Aprieta el rosario el tipo. Exhala. Las neuronas transmiten ahora una señal nueva. El cuerpo pesa menos. Corren por el pasillo hasta el Materno. Arriba, en la tercera planta, una sola cama. Casi un hotel. Por delante, horas eternas de dolor físico. También de esperanza. Desde una ventana grande y moderna se ve la torre del barrio y el añorado Juan Rojas. Abajo, una grúa. Como los viejos con las obras, el padre se entretiene en observar cómo actúan los brazos de la máquina. Sopla el Levante al norte de la ciudad del sol, que diría Naveros. En el hastío de Baudelaire, en el sol del invierno de Machado, gobierna, sin embargo, el placer de las cosas muy pequeñas. Una caja de bombones. Un oso suave que venía con los bombones. Pita el chivato de la medicación en vía. Un bebé que llora, una madre que ríe. Cuatro flores de pascua. El juego de adivinar, planta a planta, el lugar de la máquina del café. Veinte minutos para comprar un periódico. El recreo de vaticinar cuánto le queda al bus de la línea dos para que pase. El botón verde. La enfermera, ángel de la guarda que vaga por los pasillos oscuros de la noche taciturna. Una madre recostada en un sillón con la mano atrapada en la camilla de la hija. Una hija que se deja querer. Que vuelve a parecer aquella cría protegida por papá y mamá. La capilla. Una médica entra, reza, se esfuma en la bruma de la sexta planta.

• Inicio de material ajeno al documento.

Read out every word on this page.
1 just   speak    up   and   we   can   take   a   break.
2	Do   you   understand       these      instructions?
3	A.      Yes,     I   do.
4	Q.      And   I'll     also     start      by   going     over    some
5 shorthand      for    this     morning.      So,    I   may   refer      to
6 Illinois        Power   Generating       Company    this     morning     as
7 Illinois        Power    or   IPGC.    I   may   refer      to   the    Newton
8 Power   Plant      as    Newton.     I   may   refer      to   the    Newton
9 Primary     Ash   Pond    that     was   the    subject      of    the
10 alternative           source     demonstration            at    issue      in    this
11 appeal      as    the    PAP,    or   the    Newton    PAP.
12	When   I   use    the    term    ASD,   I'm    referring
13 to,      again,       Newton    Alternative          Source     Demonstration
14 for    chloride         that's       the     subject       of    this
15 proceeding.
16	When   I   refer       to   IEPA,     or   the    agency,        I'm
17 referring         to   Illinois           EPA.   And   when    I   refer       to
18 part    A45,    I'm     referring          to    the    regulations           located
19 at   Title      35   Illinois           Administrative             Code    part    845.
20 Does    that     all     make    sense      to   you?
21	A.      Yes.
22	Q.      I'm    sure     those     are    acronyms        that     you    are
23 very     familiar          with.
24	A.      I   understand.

Las galletas de la media tarde. La sensación de no saber qué día es. La tele, de negro. En el móvil no hay redes. Un gusto. Todo es tedio y todo reconforta. La debilidad humaniza. 

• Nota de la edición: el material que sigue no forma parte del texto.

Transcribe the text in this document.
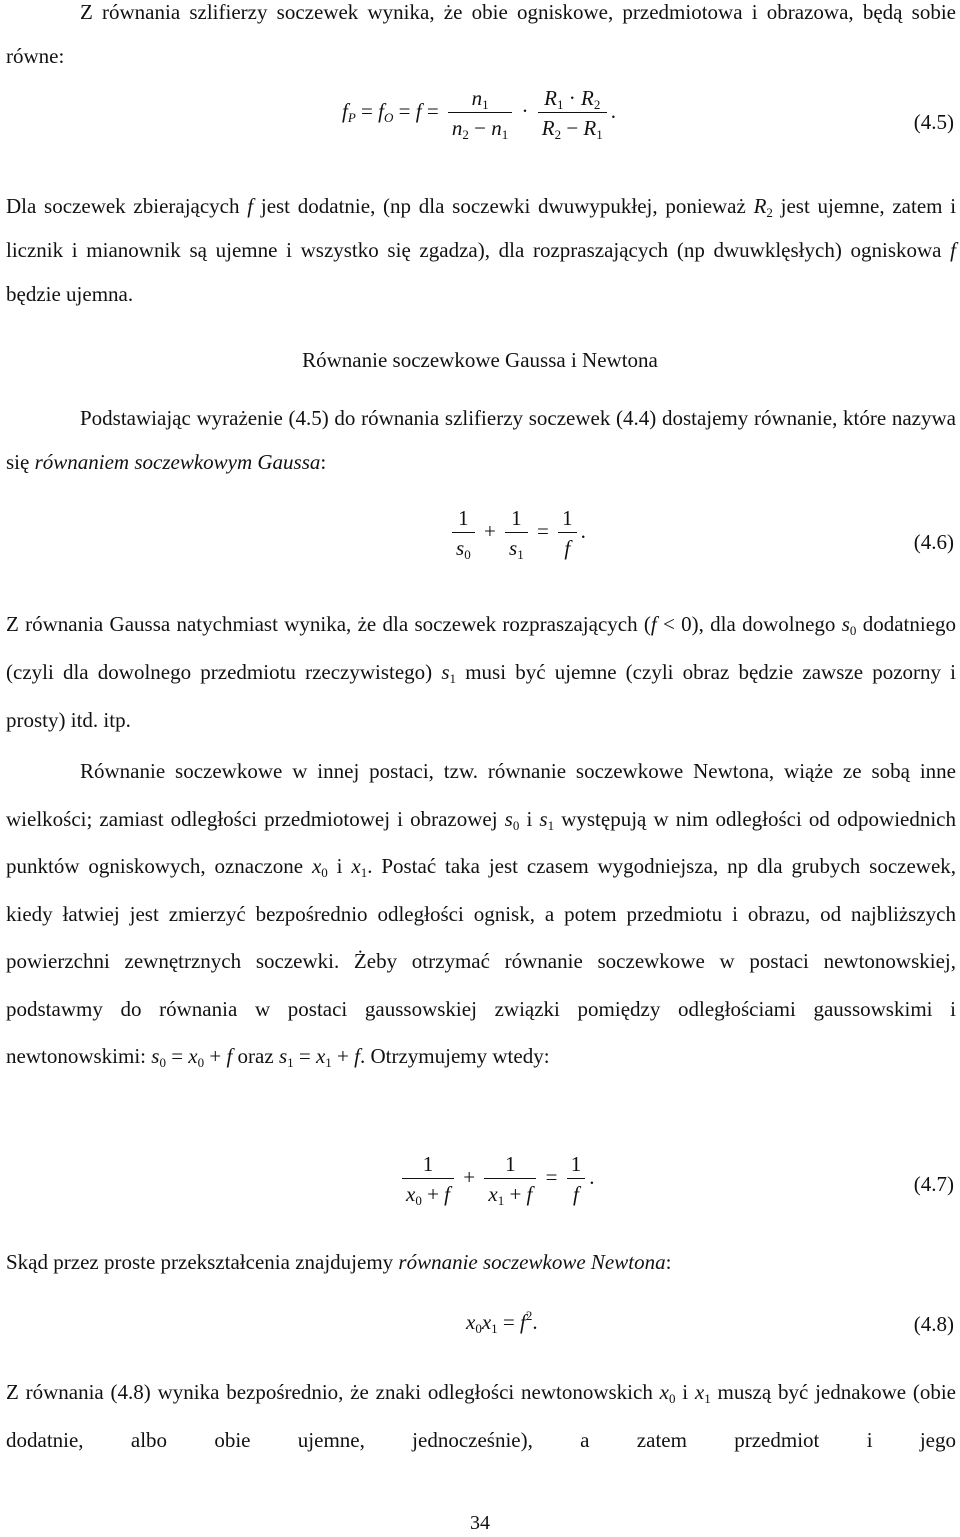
Z równania szlifierzy soczewek wynika, że obie ogniskowe, przedmiotowa i obrazowa, będą sobie równe:

$f_P = f_O = f = \frac{n_1}{n_2 - n_1} \cdot \frac{R_1 \cdot R_2}{R_2 - R_1}$ .	(4.5)

Dla soczewek zbierających f jest dodatnie, (np dla soczewki dwuwypukłej, ponieważ $R_2$ jest ujemne, zatem i licznik i mianownik są ujemne i wszystko się zgadza), dla rozpraszających (np dwuwklęsłych) ogniskowa f będzie ujemna.

Równanie soczewkowe Gaussa i Newtona

Podstawiając wyrażenie (4.5) do równania szlifierzy soczewek (4.4) dostajemy równanie, które nazywa się równaniem soczewkowym Gaussa:

$\frac{1}{s_0} + \frac{1}{s_1} = \frac{1}{f}$ .	(4.6)

Z równania Gaussa natychmiast wynika, że dla soczewek rozpraszających (f < 0), dla dowolnego $s_0$ dodatniego (czyli dla dowolnego przedmiotu rzeczywistego) $s_1$ musi być ujemne (czyli obraz będzie zawsze pozorny i prosty) itd. itp.

Równanie soczewkowe w innej postaci, tzw. równanie soczewkowe Newtona, wiąże ze sobą inne wielkości; zamiast odległości przedmiotowej i obrazowej $s_0$ i $s_1$ występują w nim odległości od odpowiednich punktów ogniskowych, oznaczone $x_0$ i $x_1$. Postać taka jest czasem wygodniejsza, np dla grubych soczewek, kiedy łatwiej jest zmierzyć bezpośrednio odległości ognisk, a potem przedmiotu i obrazu, od najbliższych powierzchni zewnętrznych soczewki. Żeby otrzymać równanie soczewkowe w postaci newtonowskiej, podstawmy do równania w postaci gaussowskiej związki pomiędzy odległościami gaussowskimi i newtonowskimi: $s_0 = x_0 + f$ oraz $s_1 = x_1 + f$. Otrzymujemy wtedy:

$\frac{1}{x_0 + f} + \frac{1}{x_1 + f} = \frac{1}{f}$ .	(4.7)

Skąd przez proste przekształcenia znajdujemy równanie soczewkowe Newtona:

$x_0x_1 = f^2$.	(4.8)

Z równania (4.8) wynika bezpośrednio, że znaki odległości newtonowskich $x_0$ i $x_1$ muszą być jednakowe (obie dodatnie, albo obie ujemne, jednocześnie), a zatem przedmiot i jego

34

El Hospital Universitario Torrecárdenas es una ciudad dentro de la otra ciudad. En aquel promontorio, la muerte y la vida se funden en un abrazo. La vida es verdad. Es una isla, como la del salvaje Jhon de la reserva, que huye de la distopía de un mundo in(feliz). En el hospital no hay clases. Se sufre, se abraza, se vive. Las emociones están sueltas. El sufrimiento no tiene disfraz, hay una libertad camuflada bajo la aparente prisión sanitaria. Importa, como nunca, la familia. Un médico, la que vende los bombones: ellos son, allí, tu otra familia.


Al cabo, al volver a casa, el barrio parece más bello. Se tolera mejor la cagada del perro -del dueño, digo- en una acera. Un vino peleón sabe bastante bien. 


¿Es posible ser feliz en un hospital? Sí.